P.B. «  Depuis une trentaine d’années en France (une quarantaine aux Etats-Unis), nous observons une nouvelle manière de penser l’histoire du colonialisme, la question du genre et la domination masculine. »

Si l’observation est juste, P.B. ne pose pas la question de la date : pourquoi cette « nouvelle manière de penser » est-elle née à cette époque ? Ce non-interrogé revient à dire que le contexte historique n’a pas d’incidence sur la pensée. La concomitance n’ont plus n’est pas objet de questionnement.

E.R. : «  Quand on impose le mot « racisé » alors que la race n’existe pas, quand on fige les combats dans une stratégie uniquement victimaire, c’est intenable. Or, il se passe la même chose du côté des études de genre : le queer – l’ensemble des minorités sexuelles ou de genre – est mouvement flamboyant et passionnant. Mais le stigmates d’hier se sont inversés, et le jeu consiste désormais à assigner « l’autre » à sa nature dite « hétéronormée », à sa « blanchité » ou à sa masculinité, pour lui dénier tout droit à la parole, dans une ronde sans fin d’anathèmes : les transgenres finissent par attaquer les homosexuels, les lesbiennes, les gays, les gros, les minces… A la longue, les mouvements d’émancipation vont tout simplement finir par s’autodétruire… »
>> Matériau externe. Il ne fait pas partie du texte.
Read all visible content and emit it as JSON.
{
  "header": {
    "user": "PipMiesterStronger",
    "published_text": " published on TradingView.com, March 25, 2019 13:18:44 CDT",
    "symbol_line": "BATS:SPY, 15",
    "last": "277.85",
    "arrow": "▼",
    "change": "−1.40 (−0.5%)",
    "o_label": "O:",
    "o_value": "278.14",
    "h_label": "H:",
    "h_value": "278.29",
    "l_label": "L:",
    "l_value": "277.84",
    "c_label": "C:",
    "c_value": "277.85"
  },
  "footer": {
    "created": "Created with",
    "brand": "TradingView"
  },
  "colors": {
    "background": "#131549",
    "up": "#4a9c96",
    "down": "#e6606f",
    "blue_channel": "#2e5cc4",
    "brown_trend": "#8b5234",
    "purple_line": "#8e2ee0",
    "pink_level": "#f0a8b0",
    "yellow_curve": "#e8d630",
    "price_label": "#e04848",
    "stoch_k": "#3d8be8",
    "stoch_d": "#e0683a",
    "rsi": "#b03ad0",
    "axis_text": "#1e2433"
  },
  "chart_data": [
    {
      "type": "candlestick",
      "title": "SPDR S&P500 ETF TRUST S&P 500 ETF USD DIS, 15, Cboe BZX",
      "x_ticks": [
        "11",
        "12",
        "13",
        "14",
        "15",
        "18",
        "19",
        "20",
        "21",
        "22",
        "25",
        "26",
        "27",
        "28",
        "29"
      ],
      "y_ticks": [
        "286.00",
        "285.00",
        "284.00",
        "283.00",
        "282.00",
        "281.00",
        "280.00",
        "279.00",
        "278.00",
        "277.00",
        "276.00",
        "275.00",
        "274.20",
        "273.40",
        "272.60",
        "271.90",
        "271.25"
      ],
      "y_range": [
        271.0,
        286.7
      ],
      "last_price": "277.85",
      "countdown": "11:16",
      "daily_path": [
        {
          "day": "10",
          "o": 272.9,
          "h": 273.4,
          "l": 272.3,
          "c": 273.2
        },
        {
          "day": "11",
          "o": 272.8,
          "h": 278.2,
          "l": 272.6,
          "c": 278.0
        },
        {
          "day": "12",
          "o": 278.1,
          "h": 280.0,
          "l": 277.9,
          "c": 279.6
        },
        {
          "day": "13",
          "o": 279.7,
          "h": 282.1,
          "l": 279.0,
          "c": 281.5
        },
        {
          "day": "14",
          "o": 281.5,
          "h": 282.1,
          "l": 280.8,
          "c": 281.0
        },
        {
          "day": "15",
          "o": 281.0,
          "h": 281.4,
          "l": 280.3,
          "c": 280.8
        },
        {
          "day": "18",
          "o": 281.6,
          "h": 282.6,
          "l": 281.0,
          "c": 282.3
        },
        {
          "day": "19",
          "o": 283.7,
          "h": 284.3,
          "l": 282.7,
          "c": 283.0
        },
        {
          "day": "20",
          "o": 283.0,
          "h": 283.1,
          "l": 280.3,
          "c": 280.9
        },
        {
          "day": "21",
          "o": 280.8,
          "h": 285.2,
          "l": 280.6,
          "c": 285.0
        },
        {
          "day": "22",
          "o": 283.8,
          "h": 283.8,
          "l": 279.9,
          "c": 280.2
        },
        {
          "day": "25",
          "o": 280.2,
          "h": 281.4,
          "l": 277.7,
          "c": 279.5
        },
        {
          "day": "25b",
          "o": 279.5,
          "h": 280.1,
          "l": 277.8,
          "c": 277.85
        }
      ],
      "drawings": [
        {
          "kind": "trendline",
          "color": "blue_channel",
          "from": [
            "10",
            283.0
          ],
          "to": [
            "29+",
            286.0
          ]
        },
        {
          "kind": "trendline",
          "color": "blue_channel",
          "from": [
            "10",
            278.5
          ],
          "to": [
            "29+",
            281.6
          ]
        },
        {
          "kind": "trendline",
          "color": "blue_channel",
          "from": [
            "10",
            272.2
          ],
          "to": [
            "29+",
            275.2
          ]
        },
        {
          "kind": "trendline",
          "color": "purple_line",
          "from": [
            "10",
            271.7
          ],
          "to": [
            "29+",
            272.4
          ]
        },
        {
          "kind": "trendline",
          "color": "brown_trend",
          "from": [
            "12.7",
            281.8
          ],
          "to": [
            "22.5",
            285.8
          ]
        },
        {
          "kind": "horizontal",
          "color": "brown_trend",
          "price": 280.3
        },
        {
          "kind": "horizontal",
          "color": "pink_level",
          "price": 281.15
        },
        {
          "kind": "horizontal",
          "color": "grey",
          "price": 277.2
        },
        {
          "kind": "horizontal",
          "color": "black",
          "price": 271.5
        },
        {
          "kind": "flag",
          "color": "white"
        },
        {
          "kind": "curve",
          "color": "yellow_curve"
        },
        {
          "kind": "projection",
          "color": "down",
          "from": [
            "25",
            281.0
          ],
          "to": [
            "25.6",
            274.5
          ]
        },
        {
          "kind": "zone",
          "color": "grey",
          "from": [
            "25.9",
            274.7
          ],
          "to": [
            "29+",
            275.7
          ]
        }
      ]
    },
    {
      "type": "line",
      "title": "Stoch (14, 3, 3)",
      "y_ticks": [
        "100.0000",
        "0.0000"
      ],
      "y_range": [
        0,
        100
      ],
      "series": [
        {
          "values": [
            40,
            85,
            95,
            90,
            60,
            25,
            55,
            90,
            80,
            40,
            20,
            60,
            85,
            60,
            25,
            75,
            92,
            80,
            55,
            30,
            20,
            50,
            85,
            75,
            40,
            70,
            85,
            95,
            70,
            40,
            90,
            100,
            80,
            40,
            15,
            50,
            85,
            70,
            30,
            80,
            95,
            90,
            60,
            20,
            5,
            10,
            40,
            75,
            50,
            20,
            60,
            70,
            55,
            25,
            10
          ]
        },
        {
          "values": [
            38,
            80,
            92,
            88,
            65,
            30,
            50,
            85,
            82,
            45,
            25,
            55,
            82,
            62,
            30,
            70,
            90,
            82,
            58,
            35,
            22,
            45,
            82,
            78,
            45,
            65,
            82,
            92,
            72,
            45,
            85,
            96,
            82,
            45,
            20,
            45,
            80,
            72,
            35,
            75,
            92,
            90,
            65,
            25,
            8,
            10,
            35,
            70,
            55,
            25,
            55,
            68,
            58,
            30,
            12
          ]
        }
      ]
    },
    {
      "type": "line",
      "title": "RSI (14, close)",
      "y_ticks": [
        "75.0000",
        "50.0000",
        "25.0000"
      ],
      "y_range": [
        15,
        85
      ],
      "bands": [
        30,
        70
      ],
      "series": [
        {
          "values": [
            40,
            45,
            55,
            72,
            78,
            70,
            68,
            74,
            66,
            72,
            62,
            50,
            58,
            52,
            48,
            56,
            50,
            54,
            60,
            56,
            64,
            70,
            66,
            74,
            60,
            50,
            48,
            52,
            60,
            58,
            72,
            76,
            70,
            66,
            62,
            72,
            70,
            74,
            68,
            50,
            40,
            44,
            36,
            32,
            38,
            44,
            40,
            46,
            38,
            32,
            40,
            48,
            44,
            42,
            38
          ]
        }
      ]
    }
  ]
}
La race n’existe pas, oui,  mais depuis combien de temps est-ce un savoir, et ce savoir est-il indiscuté ? Autrement dit, qui impose « racisé » ? Le terme est-il inventé, là, comme ça, sans raison autre qu’une lubie,  ou bien son invention doit-elle être considérée comme un signe qu’il faut décrypter ? Et puis, s’agit-il d’un « jeu » ?

Là encore, il  est curieux que soit évacuée la recherche de causalité possible, autrement dit que ne soit pas interrogé le contexte historique, et que ce mouvement soit présenté comme s’il était voulu, pensé, organisé comme un projet de société.

Question : « Plus personne ne conteste, pour autant, que les descendants des colonisés n’avaient pas eu accès à l’histoire de la colonisation… »

P.B. «  C’est indéniable. Je me rappelle encore cet étudiant qui disait : » Quand on travaille sur des conquêtes coloniales, on connaît toujours le nombre de soldats français morts et jamais le nombre d’indigènes tués. » Il avait raison. Il faut d’autant plus entendre sa douleur que l’histoire coloniale n’a longtemps été racontée que du point de vue des empires. Mais quand enfin émergent des chercheures originaires des anciennes colonies, ces sujets deviennent brutalement des outils politiques dans les débats d’opinion, parce qu’ils apportent un regard neuf sur l’Histoire et sur l’Occident, et offrent de nouveaux espaces d’expression à celles et ceux qui n’avaient pas eu le droit de parler jusque-là : les minorités et les femmes. C’est ainsi qu’on peut penser une histoire globale, une histoire monde, sans pour autant faire disparaître la dimension nationale. »

« Raconter, espaces d’expression, droit de parler »… en quoi ces termes rendent-ils compte de la demande, non entendue, qui s’exprime par ce que dénoncent les deux historiens. Voir la conclusion.

E.R. : « Nous sommes malheureusement englués dans un débat insensé entre les « études de genre » anglo-saxonnes revisitées par des chercheurs hexagonaux qui se disent inspirés par Michel Foucault et des Français qui se référeraient à une philosophie des Lumières universaliste mal comprise. »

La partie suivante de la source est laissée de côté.